If you insist, I'd say "Java's sealed classes are more limited in that when you have a bunch of references to the same thing, you can change the values in the fields of that thing (and have it be reflected in other references), but you can't change which variant it is." Call that thing a 'value' or a 'variable', it doesn't change the visible outcome compared to enums in Rust, or discriminated unions in C/C++.

[munificent]

What you're describing is pointers and value semantics. Rust (and C and C++ and to some degree Go) has those. Java does not.
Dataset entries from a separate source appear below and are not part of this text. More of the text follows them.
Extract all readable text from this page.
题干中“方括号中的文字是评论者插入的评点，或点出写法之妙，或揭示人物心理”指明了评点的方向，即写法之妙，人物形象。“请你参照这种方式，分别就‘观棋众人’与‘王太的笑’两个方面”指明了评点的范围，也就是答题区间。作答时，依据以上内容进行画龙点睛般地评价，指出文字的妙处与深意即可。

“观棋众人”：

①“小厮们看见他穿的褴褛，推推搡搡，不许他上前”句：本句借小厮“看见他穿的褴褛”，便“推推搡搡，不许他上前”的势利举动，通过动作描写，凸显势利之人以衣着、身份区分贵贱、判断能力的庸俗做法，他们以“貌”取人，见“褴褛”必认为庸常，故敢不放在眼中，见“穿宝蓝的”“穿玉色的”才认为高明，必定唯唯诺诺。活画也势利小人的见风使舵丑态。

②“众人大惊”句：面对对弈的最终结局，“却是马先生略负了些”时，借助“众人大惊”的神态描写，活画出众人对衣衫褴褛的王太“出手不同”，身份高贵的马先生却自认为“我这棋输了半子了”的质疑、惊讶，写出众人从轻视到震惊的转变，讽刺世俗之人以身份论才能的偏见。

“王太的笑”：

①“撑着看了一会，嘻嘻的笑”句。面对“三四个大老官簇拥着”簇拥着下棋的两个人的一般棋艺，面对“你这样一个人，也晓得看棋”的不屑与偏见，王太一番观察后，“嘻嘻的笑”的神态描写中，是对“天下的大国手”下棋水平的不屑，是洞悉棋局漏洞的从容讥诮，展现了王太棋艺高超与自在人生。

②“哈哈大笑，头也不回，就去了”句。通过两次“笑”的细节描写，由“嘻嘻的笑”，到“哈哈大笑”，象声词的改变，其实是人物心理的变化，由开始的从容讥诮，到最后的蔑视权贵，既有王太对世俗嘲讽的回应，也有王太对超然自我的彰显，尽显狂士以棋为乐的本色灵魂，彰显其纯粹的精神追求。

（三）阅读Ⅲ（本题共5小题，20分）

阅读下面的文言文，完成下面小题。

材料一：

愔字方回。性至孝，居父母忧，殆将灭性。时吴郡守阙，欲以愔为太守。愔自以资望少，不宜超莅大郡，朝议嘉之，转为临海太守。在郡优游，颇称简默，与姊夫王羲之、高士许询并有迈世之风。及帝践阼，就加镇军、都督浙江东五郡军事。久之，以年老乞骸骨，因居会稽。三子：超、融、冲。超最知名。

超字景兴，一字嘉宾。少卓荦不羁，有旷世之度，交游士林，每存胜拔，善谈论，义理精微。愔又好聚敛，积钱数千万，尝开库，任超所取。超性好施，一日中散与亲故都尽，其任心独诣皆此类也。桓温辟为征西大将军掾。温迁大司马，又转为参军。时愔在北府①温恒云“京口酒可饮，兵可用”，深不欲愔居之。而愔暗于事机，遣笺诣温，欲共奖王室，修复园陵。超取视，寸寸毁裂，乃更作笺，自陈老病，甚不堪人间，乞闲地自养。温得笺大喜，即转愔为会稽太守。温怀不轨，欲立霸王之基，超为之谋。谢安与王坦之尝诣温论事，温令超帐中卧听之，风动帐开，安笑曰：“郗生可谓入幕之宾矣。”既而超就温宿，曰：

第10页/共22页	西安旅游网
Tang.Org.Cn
Pointers and value semantics are nice, but have nothing to do with ADTs. For example, in Rust, you can also do:

    let mut ex: i32 = 42;
    println!("{ex:?}"); // 42

    let ex_ref: &mut i32 = &mut ex;
    *ex_ref = 53;

    println!("{ex:?}"); // 53

And in C:

    int x = 42;
    printf("%d\n", x); // 42

    int* x_ref = &x;
    *x_ref = 53;

    printf("%d\n", x); // 53

In these examples, we haven't mutated the number 42 into the number 53. We've simply stored an entirely new value in the location of `x`. In your Rust example, you're doing the exact same thing with an ADT. The variant case isn't being changed. You're creating a new value and storing it in an existing storage location. Every pointer pointing to that storage location sees the update because they all point to the same storage.